I don’t think there is a way to calculate an answer, but those soldiers who actually did kill an enemy combatant are probably overwhelmingly operators of artillery.

I agree there isn’t a way to calculate the right answer, but you would also need quite a detaile ddesciption of what counts:

For example say a B29 Superfortress drops a bomb that killed people which of the following would be classed as “killing someone”:

  • The B29 Bombardier
  • The B29 Pilot
  • The B29 Commander
  • The rest of the B29 crew
  • The General who ordered the raid
  • The support who who enabled the B29 to get where it needed (radio operators, engineers, etc)
  • The people who supplied the intelligence that led the general to decide this site should be targeted.

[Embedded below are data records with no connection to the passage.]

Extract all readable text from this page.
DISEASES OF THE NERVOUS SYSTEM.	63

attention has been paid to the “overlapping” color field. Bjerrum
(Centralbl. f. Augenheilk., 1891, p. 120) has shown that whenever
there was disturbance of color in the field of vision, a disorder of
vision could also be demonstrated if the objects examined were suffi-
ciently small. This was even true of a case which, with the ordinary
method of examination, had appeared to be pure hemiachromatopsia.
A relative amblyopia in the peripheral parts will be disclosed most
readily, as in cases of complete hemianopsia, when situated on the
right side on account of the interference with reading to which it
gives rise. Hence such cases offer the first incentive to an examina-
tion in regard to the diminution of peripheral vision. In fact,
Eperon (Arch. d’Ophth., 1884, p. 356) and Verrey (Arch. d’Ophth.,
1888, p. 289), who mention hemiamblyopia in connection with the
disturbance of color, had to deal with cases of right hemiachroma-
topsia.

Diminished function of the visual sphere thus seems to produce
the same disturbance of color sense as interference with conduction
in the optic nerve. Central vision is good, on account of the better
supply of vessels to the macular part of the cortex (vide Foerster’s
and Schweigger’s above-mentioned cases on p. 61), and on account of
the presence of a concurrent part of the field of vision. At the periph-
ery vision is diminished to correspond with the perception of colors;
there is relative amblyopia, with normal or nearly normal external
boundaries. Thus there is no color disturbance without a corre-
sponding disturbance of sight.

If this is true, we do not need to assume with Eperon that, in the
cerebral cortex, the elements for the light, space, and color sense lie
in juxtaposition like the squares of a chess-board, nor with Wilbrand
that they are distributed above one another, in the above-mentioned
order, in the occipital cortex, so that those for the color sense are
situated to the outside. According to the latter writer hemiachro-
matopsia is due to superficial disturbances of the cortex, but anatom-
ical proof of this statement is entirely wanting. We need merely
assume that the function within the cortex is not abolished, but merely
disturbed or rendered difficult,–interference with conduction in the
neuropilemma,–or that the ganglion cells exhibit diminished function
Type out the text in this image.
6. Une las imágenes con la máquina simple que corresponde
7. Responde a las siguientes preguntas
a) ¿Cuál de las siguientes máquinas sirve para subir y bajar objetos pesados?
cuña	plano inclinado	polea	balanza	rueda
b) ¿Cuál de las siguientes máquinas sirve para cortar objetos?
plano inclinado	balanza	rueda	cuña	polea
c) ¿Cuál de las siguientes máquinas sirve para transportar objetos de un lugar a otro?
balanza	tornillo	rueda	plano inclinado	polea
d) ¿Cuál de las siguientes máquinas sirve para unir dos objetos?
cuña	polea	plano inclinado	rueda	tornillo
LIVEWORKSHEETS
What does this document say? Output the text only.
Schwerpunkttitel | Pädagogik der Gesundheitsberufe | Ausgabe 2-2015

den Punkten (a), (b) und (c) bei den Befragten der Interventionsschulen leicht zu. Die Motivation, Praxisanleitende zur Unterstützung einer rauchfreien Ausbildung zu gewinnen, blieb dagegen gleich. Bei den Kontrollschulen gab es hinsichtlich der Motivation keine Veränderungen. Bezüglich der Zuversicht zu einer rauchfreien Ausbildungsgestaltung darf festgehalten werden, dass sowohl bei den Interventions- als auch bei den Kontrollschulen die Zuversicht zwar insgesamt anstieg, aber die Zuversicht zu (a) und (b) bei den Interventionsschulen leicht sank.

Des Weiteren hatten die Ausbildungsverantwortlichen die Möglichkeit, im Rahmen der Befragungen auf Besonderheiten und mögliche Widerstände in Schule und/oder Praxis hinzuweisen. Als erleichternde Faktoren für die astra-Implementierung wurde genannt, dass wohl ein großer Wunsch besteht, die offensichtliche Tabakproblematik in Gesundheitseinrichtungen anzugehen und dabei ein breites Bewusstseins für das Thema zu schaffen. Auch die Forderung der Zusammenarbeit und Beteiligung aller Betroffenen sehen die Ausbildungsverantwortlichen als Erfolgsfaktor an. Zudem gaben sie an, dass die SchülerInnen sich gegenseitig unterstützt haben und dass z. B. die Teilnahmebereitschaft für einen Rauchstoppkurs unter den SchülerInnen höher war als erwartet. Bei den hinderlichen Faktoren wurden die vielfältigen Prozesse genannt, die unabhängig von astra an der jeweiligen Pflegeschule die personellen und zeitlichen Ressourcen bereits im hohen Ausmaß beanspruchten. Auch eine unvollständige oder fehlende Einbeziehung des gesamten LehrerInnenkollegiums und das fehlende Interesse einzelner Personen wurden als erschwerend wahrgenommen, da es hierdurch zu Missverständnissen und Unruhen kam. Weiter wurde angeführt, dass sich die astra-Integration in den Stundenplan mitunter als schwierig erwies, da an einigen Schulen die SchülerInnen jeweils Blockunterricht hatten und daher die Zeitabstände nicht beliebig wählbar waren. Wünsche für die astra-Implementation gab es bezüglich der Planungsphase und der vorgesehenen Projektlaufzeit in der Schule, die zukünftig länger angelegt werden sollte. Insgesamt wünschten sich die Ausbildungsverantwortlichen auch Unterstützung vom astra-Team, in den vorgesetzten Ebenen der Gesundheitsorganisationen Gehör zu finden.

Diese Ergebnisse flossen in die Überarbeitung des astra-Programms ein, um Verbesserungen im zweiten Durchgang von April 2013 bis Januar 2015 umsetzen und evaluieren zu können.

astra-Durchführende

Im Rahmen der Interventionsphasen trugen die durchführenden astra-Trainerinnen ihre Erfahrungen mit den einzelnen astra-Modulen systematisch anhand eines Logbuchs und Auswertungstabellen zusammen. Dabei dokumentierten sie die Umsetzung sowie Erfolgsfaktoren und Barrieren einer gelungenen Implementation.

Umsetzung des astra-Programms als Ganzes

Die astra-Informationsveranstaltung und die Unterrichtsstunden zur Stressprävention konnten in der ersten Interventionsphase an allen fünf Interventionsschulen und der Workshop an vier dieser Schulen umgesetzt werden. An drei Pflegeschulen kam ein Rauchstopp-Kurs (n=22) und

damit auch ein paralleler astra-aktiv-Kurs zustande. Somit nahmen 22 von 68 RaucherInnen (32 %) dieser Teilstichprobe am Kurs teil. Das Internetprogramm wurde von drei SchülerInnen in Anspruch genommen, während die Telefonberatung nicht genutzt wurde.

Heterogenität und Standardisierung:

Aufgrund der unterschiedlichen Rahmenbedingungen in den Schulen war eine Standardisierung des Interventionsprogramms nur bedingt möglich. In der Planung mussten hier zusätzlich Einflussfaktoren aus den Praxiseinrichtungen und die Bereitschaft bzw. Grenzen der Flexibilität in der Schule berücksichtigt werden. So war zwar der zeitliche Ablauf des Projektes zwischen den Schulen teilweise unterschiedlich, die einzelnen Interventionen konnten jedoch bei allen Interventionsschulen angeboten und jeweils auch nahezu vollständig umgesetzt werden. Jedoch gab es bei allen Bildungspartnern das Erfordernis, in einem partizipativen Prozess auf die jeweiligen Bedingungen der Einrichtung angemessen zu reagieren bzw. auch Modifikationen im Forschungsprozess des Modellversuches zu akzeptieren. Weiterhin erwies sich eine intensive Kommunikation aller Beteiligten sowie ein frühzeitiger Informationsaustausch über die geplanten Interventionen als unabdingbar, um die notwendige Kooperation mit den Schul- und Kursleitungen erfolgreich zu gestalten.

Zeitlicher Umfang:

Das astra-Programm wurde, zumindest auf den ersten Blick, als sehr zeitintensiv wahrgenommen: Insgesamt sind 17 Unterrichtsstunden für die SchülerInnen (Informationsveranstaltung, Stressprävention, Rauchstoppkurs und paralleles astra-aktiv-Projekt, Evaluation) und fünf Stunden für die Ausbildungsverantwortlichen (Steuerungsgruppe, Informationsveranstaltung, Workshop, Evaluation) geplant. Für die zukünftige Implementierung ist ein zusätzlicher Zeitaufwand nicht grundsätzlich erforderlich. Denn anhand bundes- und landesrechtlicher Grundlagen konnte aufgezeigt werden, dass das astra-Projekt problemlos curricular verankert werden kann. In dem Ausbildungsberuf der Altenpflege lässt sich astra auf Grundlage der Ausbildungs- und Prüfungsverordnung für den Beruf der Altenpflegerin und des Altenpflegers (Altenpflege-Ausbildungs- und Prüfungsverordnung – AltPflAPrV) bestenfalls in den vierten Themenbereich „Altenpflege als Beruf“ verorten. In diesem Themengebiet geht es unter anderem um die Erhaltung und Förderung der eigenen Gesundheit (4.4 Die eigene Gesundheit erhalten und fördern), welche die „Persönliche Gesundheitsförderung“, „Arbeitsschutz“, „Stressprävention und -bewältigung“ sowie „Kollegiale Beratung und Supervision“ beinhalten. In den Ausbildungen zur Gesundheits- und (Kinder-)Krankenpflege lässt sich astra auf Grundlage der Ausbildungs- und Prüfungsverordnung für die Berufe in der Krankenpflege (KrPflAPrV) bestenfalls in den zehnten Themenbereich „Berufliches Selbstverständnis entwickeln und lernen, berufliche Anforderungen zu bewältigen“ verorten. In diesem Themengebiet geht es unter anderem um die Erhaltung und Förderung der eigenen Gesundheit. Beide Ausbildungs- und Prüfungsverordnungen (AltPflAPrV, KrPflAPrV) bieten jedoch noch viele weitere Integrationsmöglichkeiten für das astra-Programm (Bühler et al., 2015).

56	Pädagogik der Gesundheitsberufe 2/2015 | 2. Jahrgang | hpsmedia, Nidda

I know that only an extremely, extremely rough, estimated, biased, ballpark, subjective, and hazy number can be given for anything like my questions above. Elmer and Jegpeg, you guys are right about a lot of what you’re pointing out; I can’t provide a super-specific answer to your critiques, but nothing about my three-pronged question is super-specific or unbiased, as I said above; let’s just wing it like a B29 and give it a shot like a Lee-Enfield rifle, shall we? :smiley:

Since we’re dealing with very vague parameters lets start with these numbers.

German military casualties in WW2 - 5.5 million, civilian casualties on top of that 1.1 - 3.3 million.

Their enemy troops totalled [UK - 2.9 m; US - 12.2 m; USSR - 11.3 m + others]. Not all of these were fighting Germany, and most were not frontline troops. [And I’m too lazy to bother seeing if ‘Army’ includes airforce and navy].

For our fuzzy purposes lets say 8.8 m casualties caused by potential 26.4 m aggressors - about 30% as your maximum, if everyone was lined up and died from a neat bullet, rather than being killed en masse in horrific ways by frightened conscripts shooting wildly towards other frightened conscripts or being deliberately detached by the mechanics of war to drop bombs or artillery on ground that may or may not have people on it.

I actually feel a bit sickened by reducing this to equations.

[Moderating]
While there might be some factual questions here, I think that lumping in the Holocaust in the same breath as Allied soldiers is unrepairably poisoning the well, here.